Hull’s Aaron Maclean might have put them ahead just after the hour.  The ball broke to him in plenty of space and with plenty of time.  His low powerful shot was on target but Casper Ankergren blocked it well.  Maclean also hit the bar ten minutes later and Ankergren tipped a shot from the rebound round the post.  Hull were now looking the more likely to score.

With 15 minutes to go, however, Mackail-Smith started a move in midfield by sweeping the ball out right and then getting forward into a central position for a clear headed chance.  Basso made a flying catch, but really that could and should have been a goal.  With only four minutes left, Brighton’s Craig Noone turned his marker and went on a strong direct run forward – this led to another shooting chance for Mackail-Smith, but another save.

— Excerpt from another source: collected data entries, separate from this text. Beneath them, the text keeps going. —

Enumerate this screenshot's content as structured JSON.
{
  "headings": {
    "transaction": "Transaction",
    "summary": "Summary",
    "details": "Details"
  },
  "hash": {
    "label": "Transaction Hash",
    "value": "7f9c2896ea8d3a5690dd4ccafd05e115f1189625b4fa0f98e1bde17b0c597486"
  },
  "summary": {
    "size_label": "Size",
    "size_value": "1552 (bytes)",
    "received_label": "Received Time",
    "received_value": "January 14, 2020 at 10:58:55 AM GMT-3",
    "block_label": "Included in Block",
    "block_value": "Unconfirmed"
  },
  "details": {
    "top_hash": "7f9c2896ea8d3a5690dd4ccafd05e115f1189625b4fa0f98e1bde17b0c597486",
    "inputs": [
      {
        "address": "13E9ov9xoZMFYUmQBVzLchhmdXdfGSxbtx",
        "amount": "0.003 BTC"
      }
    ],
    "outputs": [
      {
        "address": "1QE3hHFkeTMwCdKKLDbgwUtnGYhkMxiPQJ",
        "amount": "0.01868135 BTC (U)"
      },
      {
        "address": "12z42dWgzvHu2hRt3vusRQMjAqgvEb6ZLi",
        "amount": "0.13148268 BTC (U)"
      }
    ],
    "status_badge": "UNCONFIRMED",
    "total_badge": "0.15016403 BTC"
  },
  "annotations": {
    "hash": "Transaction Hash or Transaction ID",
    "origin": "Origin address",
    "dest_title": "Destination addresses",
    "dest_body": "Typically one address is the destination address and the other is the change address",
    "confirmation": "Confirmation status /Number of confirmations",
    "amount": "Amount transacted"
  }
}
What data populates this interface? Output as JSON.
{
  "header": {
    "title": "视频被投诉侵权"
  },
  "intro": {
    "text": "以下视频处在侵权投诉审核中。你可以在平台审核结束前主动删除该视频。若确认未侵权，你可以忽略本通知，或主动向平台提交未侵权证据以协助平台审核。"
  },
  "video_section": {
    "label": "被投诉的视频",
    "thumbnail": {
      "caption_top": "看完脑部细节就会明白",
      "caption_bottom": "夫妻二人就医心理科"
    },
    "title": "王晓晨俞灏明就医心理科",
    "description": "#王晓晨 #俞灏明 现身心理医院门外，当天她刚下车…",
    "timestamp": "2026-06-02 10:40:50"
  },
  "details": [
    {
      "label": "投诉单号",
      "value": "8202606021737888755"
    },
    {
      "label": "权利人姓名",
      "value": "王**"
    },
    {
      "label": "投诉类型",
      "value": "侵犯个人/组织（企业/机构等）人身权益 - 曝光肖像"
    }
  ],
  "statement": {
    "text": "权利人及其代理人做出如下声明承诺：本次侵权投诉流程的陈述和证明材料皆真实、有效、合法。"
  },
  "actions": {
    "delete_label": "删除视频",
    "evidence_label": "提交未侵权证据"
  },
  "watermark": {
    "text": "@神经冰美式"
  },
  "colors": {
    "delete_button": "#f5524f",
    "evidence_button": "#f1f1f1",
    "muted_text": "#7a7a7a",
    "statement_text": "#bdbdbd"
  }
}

In the final frantic minutes, Hull nearly scored twice.  A swerving shot from Koren from about 20m rattled the bar, and then a deflection was needed (I think from Maclean) to push the ball wide by the width of a bootlace.  My last clip includes the final whistle as Hull were camped in the Brighton box.

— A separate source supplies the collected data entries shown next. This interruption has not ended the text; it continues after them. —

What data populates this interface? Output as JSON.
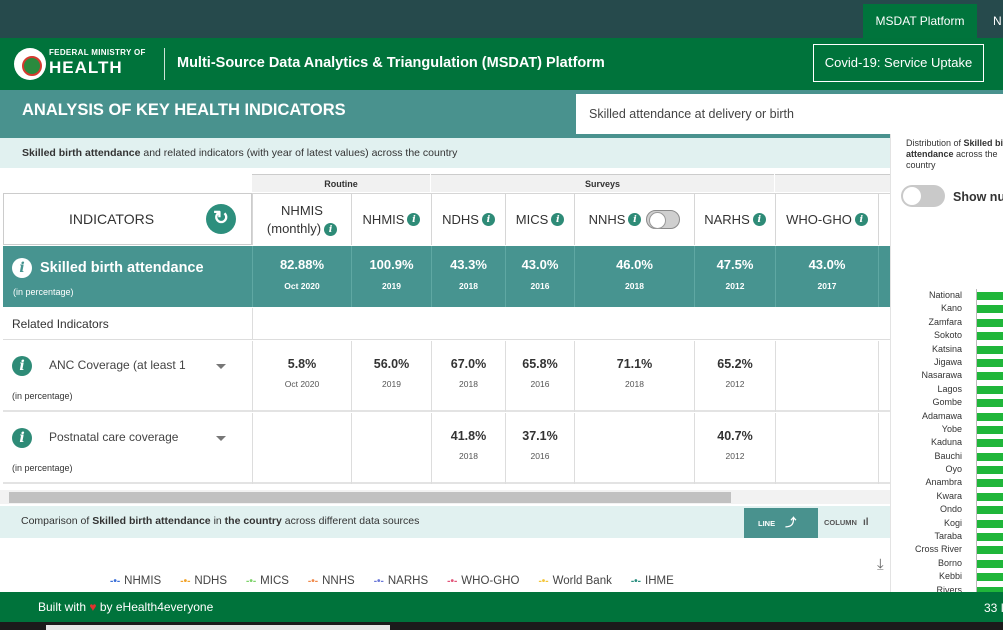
{
  "topbar": {
    "tabs": [
      "MSDAT Platform",
      "N"
    ]
  },
  "header": {
    "ministry": "FEDERAL MINISTRY OF",
    "health": "HEALTH",
    "app_title": "Multi-Source Data Analytics & Triangulation (MSDAT) Platform",
    "covid_button": "Covid-19: Service Uptake"
  },
  "analysis": {
    "title": "ANALYSIS OF KEY HEALTH INDICATORS",
    "selected_indicator": "Skilled attendance at delivery or birth"
  },
  "subtitle": {
    "bold": "Skilled birth attendance",
    "rest": " and related indicators (with year of latest values) across the country"
  },
  "table": {
    "groups": {
      "routine": "Routine",
      "surveys": "Surveys"
    },
    "indicators_header": "INDICATORS",
    "columns": [
      "NHMIS (monthly)",
      "NHMIS",
      "NDHS",
      "MICS",
      "NNHS",
      "NARHS",
      "WHO-GHO"
    ],
    "main": {
      "label": "Skilled birth attendance",
      "unit": "(in percentage)",
      "values": [
        {
          "v": "82.88%",
          "y": "Oct 2020"
        },
        {
          "v": "100.9%",
          "y": "2019"
        },
        {
          "v": "43.3%",
          "y": "2018"
        },
        {
          "v": "43.0%",
          "y": "2016"
        },
        {
          "v": "46.0%",
          "y": "2018"
        },
        {
          "v": "47.5%",
          "y": "2012"
        },
        {
          "v": "43.0%",
          "y": "2017"
        }
      ]
    },
    "related_label": "Related Indicators",
    "related": [
      {
        "name": "ANC Coverage (at least 1",
        "unit": "(in percentage)",
        "values": [
          {
            "v": "5.8%",
            "y": "Oct 2020"
          },
          {
            "v": "56.0%",
            "y": "2019"
          },
          {
            "v": "67.0%",
            "y": "2018"
          },
          {
            "v": "65.8%",
            "y": "2016"
          },
          {
            "v": "71.1%",
            "y": "2018"
          },
          {
            "v": "65.2%",
            "y": "2012"
          },
          {
            "v": "",
            "y": ""
          }
        ]
      },
      {
        "name": "Postnatal care coverage",
        "unit": "(in percentage)",
        "values": [
          {
            "v": "",
            "y": ""
          },
          {
            "v": "",
            "y": ""
          },
          {
            "v": "41.8%",
            "y": "2018"
          },
          {
            "v": "37.1%",
            "y": "2016"
          },
          {
            "v": "",
            "y": ""
          },
          {
            "v": "40.7%",
            "y": "2012"
          },
          {
            "v": "",
            "y": ""
          }
        ]
      }
    ]
  },
  "comparison": {
    "prefix": "Comparison of ",
    "indicator": "Skilled birth attendance",
    "middle": " in ",
    "scope": "the country",
    "suffix": " across different data sources",
    "line_label": "LINE",
    "column_label": "COLUMN"
  },
  "legend": [
    {
      "name": "NHMIS",
      "color": "#3a6fd8"
    },
    {
      "name": "NDHS",
      "color": "#f2a32a"
    },
    {
      "name": "MICS",
      "color": "#7ed36b"
    },
    {
      "name": "NNHS",
      "color": "#f08a4b"
    },
    {
      "name": "NARHS",
      "color": "#6b78d8"
    },
    {
      "name": "WHO-GHO",
      "color": "#e2567a"
    },
    {
      "name": "World Bank",
      "color": "#f4c63a"
    },
    {
      "name": "IHME",
      "color": "#2b8f80"
    }
  ],
  "right_panel": {
    "dist_prefix": "Distribution of ",
    "dist_bold": "Skilled birth attendance",
    "dist_suffix": " across the country",
    "show_label": "Show nu",
    "states": [
      "National",
      "Kano",
      "Zamfara",
      "Sokoto",
      "Katsina",
      "Jigawa",
      "Nasarawa",
      "Lagos",
      "Gombe",
      "Adamawa",
      "Yobe",
      "Kaduna",
      "Bauchi",
      "Oyo",
      "Anambra",
      "Kwara",
      "Ondo",
      "Kogi",
      "Taraba",
      "Cross River",
      "Borno",
      "Kebbi",
      "Rivers"
    ]
  },
  "footer": {
    "built_with": "Built with",
    "by": "by eHealth4everyone",
    "right": "33 I"
  },
  "colors": {
    "primary_green": "#00733b",
    "teal": "#49928e",
    "dark_bar": "#264a4c",
    "bar_green": "#20b63a"
  }
}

As goalless games go, this was pretty entertaining.  As new stadia go, this one is a big success in my opinion.  Well designed and with expandability built in, it must surely be a model for future developments.  Not enough to seduce me away from non-league groundhopping, mind, but a grand day out nevertheless.  Final score 0-0
The sponsors chose Liam Bridcutt from the Brighton midfield, who just happens to be featured in this week’s programme.  I’d have gone for Brighton keeper Casper Ankergren or his opposite number Adriano Basso, or perhaps Hull’s Aaron Maclean just on attitude and workrate.
A snippet from the programme
A very good programme, it has to be said.  I’m going for one of the more obscure excerpts and jumping on a soapbox thereafter:

“Dick Knight and Alan Sanders addressed headteachers from schools and colleges in Brighton and Hove when they met for a recent conference at the Amex.  Around 70 of the city’s education leaders took advantage of the club’s new conference facilities to discuss how to work together to improve standards and achievement for the city’s children and young people… Sanders said, “I was delighted with their enthusiastic response as it was clear that so many of them share our vision.”

To be honest, this caught my eye because of my own professional background.  There was a time around the turn of the century when collaborative arrangements that I was part of had come to national prominence, and I was invited to speak at a number of conferences about school collaboration.  I therefore smiled at the description of “enthusiastic response” because I could name three counties where I would not have been able to say that at the end of my presentation.  One day I might write a piece about the hidden impact of politicians turning schools into competing businesses and therefore subject to market forces, but I guess those who have been the “winners” since the 80s wouldn’t be interested.  It has also been my experience that governing bodies, predominantly made up of parents who have children at the school (which, let’s be clear, has many advantages) are not really that bothered about collaboration and liaison with other schools, and there can be real challenges for the moral framework of individual heads and local groups.  As local authorities' leadership capacity crumbles under budget cuts, who'll be paying attention?  We haven't even yet reached an agreement in this country about how to measure achievement fairly.  *Jumps off soapbox*
What I learned today
Plenty of West Brom connections on the Hull side today.  Former assistant manager Nigel Pearson is in charge of Hull, and Robert Koren flitted in and out of midfield prominence as is his wont.  Paul McShane was an unused Hull sub, and Kevin Kilbane and Jay Simpson are nominally at the club though both are out on loan.  Also, Tony Godden is the goalkeeping coach at Brighton.

In the meantime, fans of contrived stadium-related wordplay will be pleased that Vicente & Calderon lined up next to each other on the Brighton teamsheet.  Not as good as the Costa / Fortune back line that Charlton fielded a few years back, but quite nice nevertheless.
What Next?
Work commitments allowing, Hanworth Villa v Slough Town on Tuesday evening for an FA Cup replay.